Outings überfordern das Umfeld mitunter. Ich weiß nicht, was in Südtirol mehr irritiert hat: Dass ich vegetarisch bin oder queer – „dassi koan Speck mea iss oder gearn Pussy“. Als wir zwölf oder 13 waren, machte eine Freundin ihre erste lesbische Erfahrung. Und dabei war das Rummachen mit anderen Mädchen in der Wirklichkeit, in der wir uns bewegten, so sehr kein Ding, dass keiner der Begriffe, die wir für vergleichbare Interaktionen mit Jungs hatten – „ummerleckn“, „lelln“, „schnulln“, you name it – als Bezeichnung in Frage kam. Es brauchte einen neuen, eigenen Namen dafür, den wir uns hinter vorgehaltener Hand zuflüsterten. Uns gleichzeitig genierend und ein unheimlich aufregendes Kribbeln verspürend, das ein Vorgeschmack auf eine Welt sein sollte, die sich mir erst 15 Jahre später eröffnete.

Ich nehme meinem Vater das Osternest für meinen Ex- (und nach wie vor guten) Freund nicht übel. Im Gegenteil war ich in dem Moment tatsächlich belustigt von der Situation und sogar ein bisschen gerührt vom Geschenk – war mein Vater doch auch eine jener Personen, die am entspanntesten und wohlwollendsten auf mein Outing reagiert haben. Und dennoch kondensiert sich in seiner beiläufig geäußerten Bemerkung ein Weltbild, innerhalb dessen Fleischkonsum und Heterosexualität zu jenem Orientierungspunkt verschmelzen, um den die anderen zu kreisen haben. Menschen, die freiwillig auf Fleisch verzichten, sind darin genauso wenig vorgesehen wie Queers; die Kombi ist, zu weit vom Stabilität wahrenden Altbekannten entfernt, allenfalls zu viel. Und triggert – „It amol mea an Speck terfat ma essen!?“ – an so manchen Marendtischen Denormalisierungsangst. Dabei ist es den Onkeln und Tanten, wie sie vehement betonen, egal, was andere Leute tun – jeder wie er meint – „ober miaßn sie die gonz Zeit driber reidn!?“ Sie wollen es doch schlicht und einfach nicht wissen!
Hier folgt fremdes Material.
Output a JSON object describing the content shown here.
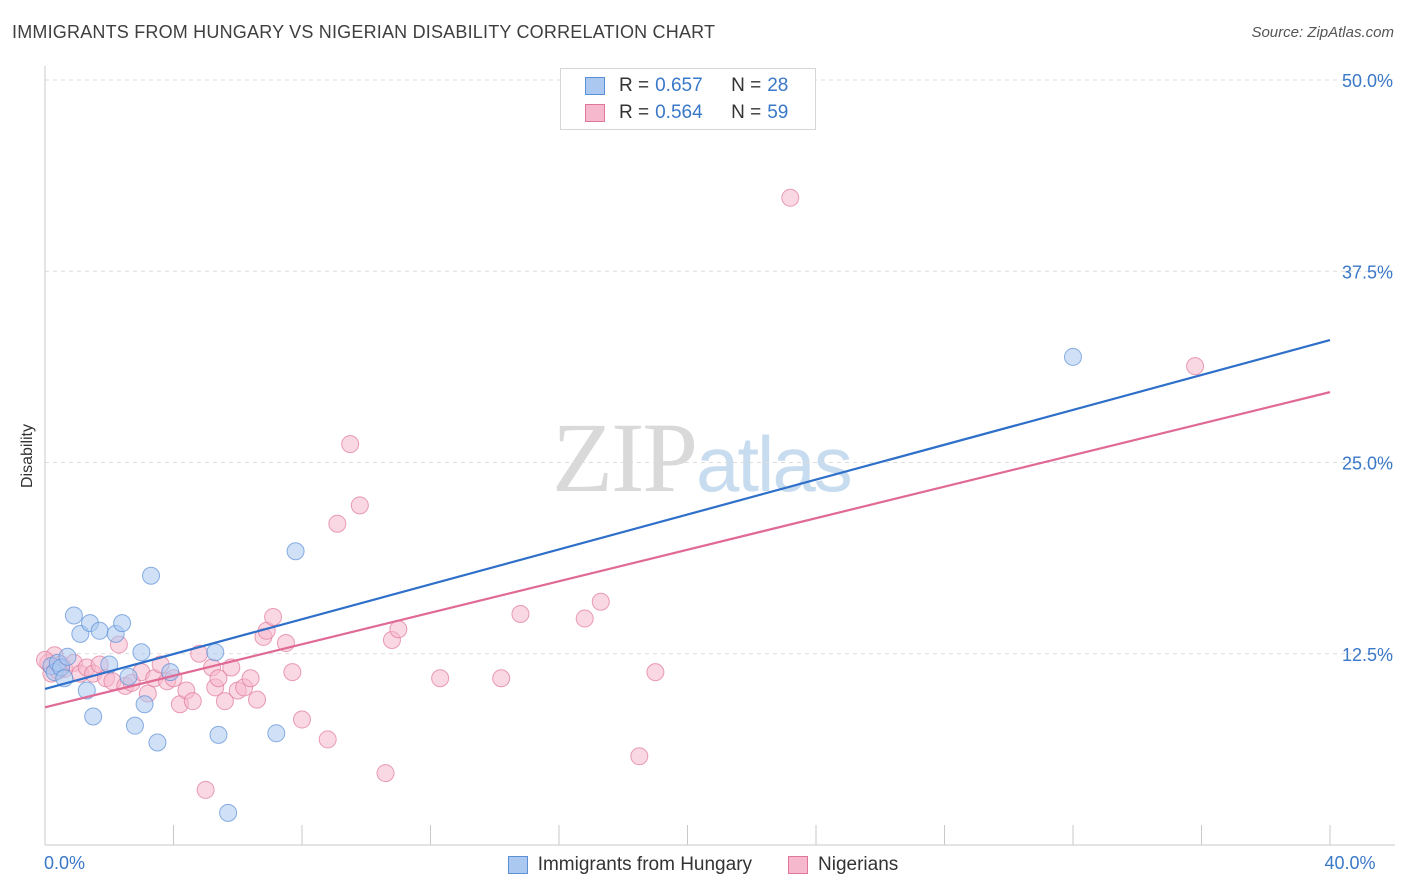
{
  "header": {
    "title": "IMMIGRANTS FROM HUNGARY VS NIGERIAN DISABILITY CORRELATION CHART",
    "source": "Source: ZipAtlas.com"
  },
  "watermark": {
    "part1": "ZIP",
    "part2": "atlas"
  },
  "legend_top": {
    "rows": [
      {
        "r_label": "R =",
        "r_value": "0.657",
        "n_label": "N =",
        "n_value": "28"
      },
      {
        "r_label": "R =",
        "r_value": "0.564",
        "n_label": "N =",
        "n_value": "59"
      }
    ]
  },
  "legend_bottom": {
    "items": [
      "Immigrants from Hungary",
      "Nigerians"
    ]
  },
  "colors": {
    "blue_fill": "#aac8f0",
    "blue_stroke": "#5b8fd6",
    "blue_line": "#2e6fc9",
    "pink_fill": "#f6b8cc",
    "pink_stroke": "#e07799",
    "pink_line": "#e06a95",
    "tick_text": "#3a78c8",
    "grid": "#dcdcdc"
  },
  "chart_data": {
    "type": "scatter",
    "title": "IMMIGRANTS FROM HUNGARY VS NIGERIAN DISABILITY CORRELATION CHART",
    "xlabel": "",
    "ylabel": "Disability",
    "xlim": [
      0,
      40
    ],
    "ylim": [
      0,
      50
    ],
    "x_tick_labels": [
      {
        "value": 0,
        "label": "0.0%"
      },
      {
        "value": 40,
        "label": "40.0%"
      }
    ],
    "y_tick_labels": [
      {
        "value": 12.5,
        "label": "12.5%"
      },
      {
        "value": 25,
        "label": "25.0%"
      },
      {
        "value": 37.5,
        "label": "37.5%"
      },
      {
        "value": 50,
        "label": "50.0%"
      }
    ],
    "x_minor_ticks": [
      0,
      4,
      8,
      12,
      16,
      20,
      24,
      28,
      32,
      36,
      40
    ],
    "grid": true,
    "series": [
      {
        "name": "Immigrants from Hungary",
        "color": "blue",
        "R": 0.657,
        "N": 28,
        "trendline": {
          "x0": 0,
          "y0": 10.2,
          "x1": 40,
          "y1": 33.0
        },
        "points": [
          [
            0.2,
            11.7
          ],
          [
            0.3,
            11.3
          ],
          [
            0.4,
            11.9
          ],
          [
            0.5,
            11.6
          ],
          [
            0.6,
            10.9
          ],
          [
            0.7,
            12.3
          ],
          [
            0.9,
            15.0
          ],
          [
            1.1,
            13.8
          ],
          [
            1.3,
            10.1
          ],
          [
            1.4,
            14.5
          ],
          [
            1.5,
            8.4
          ],
          [
            1.7,
            14.0
          ],
          [
            2.0,
            11.8
          ],
          [
            2.2,
            13.8
          ],
          [
            2.4,
            14.5
          ],
          [
            2.6,
            11.0
          ],
          [
            2.8,
            7.8
          ],
          [
            3.0,
            12.6
          ],
          [
            3.1,
            9.2
          ],
          [
            3.3,
            17.6
          ],
          [
            3.5,
            6.7
          ],
          [
            3.9,
            11.3
          ],
          [
            5.3,
            12.6
          ],
          [
            5.4,
            7.2
          ],
          [
            5.7,
            2.1
          ],
          [
            7.2,
            7.3
          ],
          [
            7.8,
            19.2
          ],
          [
            32.0,
            31.9
          ]
        ]
      },
      {
        "name": "Nigerians",
        "color": "pink",
        "R": 0.564,
        "N": 59,
        "trendline": {
          "x0": 0,
          "y0": 9.0,
          "x1": 40,
          "y1": 29.6
        },
        "points": [
          [
            0.1,
            11.9
          ],
          [
            0.2,
            11.2
          ],
          [
            0.3,
            12.4
          ],
          [
            0.5,
            11.8
          ],
          [
            0.6,
            11.5
          ],
          [
            0.9,
            11.9
          ],
          [
            1.1,
            11.2
          ],
          [
            1.3,
            11.6
          ],
          [
            1.5,
            11.2
          ],
          [
            1.7,
            11.8
          ],
          [
            1.9,
            10.9
          ],
          [
            2.1,
            10.7
          ],
          [
            2.3,
            13.1
          ],
          [
            2.5,
            10.4
          ],
          [
            2.7,
            10.6
          ],
          [
            3.0,
            11.3
          ],
          [
            3.2,
            9.9
          ],
          [
            3.4,
            10.9
          ],
          [
            3.6,
            11.8
          ],
          [
            3.8,
            10.7
          ],
          [
            4.0,
            10.9
          ],
          [
            4.2,
            9.2
          ],
          [
            4.4,
            10.1
          ],
          [
            4.6,
            9.4
          ],
          [
            4.8,
            12.5
          ],
          [
            5.0,
            3.6
          ],
          [
            5.2,
            11.6
          ],
          [
            5.3,
            10.3
          ],
          [
            5.4,
            10.9
          ],
          [
            5.6,
            9.4
          ],
          [
            5.8,
            11.6
          ],
          [
            6.0,
            10.1
          ],
          [
            6.2,
            10.3
          ],
          [
            6.4,
            10.9
          ],
          [
            6.6,
            9.5
          ],
          [
            6.8,
            13.6
          ],
          [
            6.9,
            14.0
          ],
          [
            7.1,
            14.9
          ],
          [
            7.5,
            13.2
          ],
          [
            7.7,
            11.3
          ],
          [
            8.0,
            8.2
          ],
          [
            8.8,
            6.9
          ],
          [
            9.1,
            21.0
          ],
          [
            9.5,
            26.2
          ],
          [
            9.8,
            22.2
          ],
          [
            10.6,
            4.7
          ],
          [
            10.8,
            13.4
          ],
          [
            11.0,
            14.1
          ],
          [
            12.3,
            10.9
          ],
          [
            14.2,
            10.9
          ],
          [
            14.8,
            15.1
          ],
          [
            16.8,
            14.8
          ],
          [
            17.3,
            15.9
          ],
          [
            18.5,
            5.8
          ],
          [
            19.0,
            11.3
          ],
          [
            23.2,
            42.3
          ],
          [
            35.8,
            31.3
          ],
          [
            0.0,
            12.1
          ],
          [
            0.4,
            11.4
          ]
        ]
      }
    ]
  }
}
Ja, Onkel Klaus, sie müssen. Wer an den Rand des Sag- und Denkbaren gedrängt wurde, wer ein neues Wort erfinden musste, weil keines der vorhandenen auf die eigenen Erfahrungen zu passen schien, wer viele Jahre später endlich die Sprache findet, um sich selbst zu beschreiben, MUSS reden.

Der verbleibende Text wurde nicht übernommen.